3 Stress Reducing Tips Fuelled By Health & Wellness
Stress Reducing Health Tip #1: Breathing – Alternate Nostril Breathing
Controlled deep breathing is known to induce calm and focus. Try this exercise to help reduce stress and/or to improve mental acuity before an important task.
- Sitting comfortably, exhale completely and then use your right thumb to close your right nostril.
- Breath in slowly and deeply for a minimum of 5 seconds and then close your left nostril with your right index finger while at the same time removing your right thumb.
- Exhale slowly for a minimum of 5 seconds but ideally longer.
- Inhale through your right nostril for a minimum of 5 seconds before closing it with your thumb and beginning while at the same time removing your finger from your left nostril.
- Exhale slowly for a minimum of 5 seconds.
- Repeat this cycle for a minimum of 6 times. Ideally 10.
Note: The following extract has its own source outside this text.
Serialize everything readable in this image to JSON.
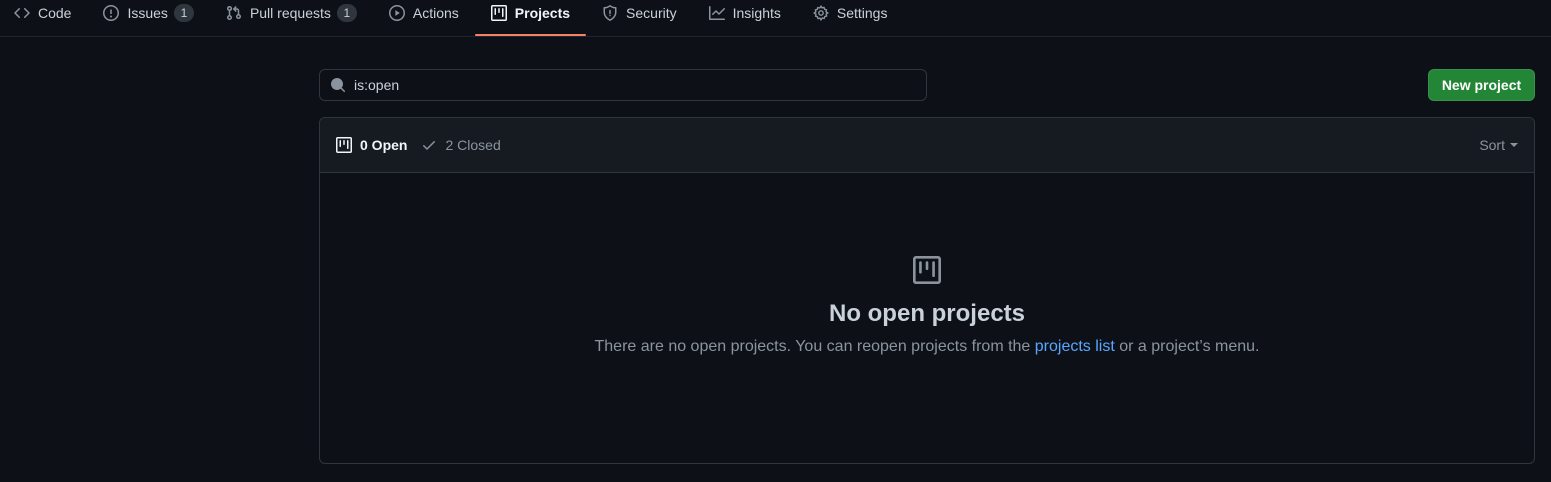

Stress Reducing Health Tip #2 – A great habit change hack
Habit change can seem daunting. In James Clear’s book Atomic Habits, he outlines an incredible approach to establishing habits that can help you in all areas of your life. It is a very good, inspirational approach to habit change. For the purposes of our health and wellness initiative, there is one clear concept that stands out. Begin with the start in mind and make it very, very simple. What exactly does that mean?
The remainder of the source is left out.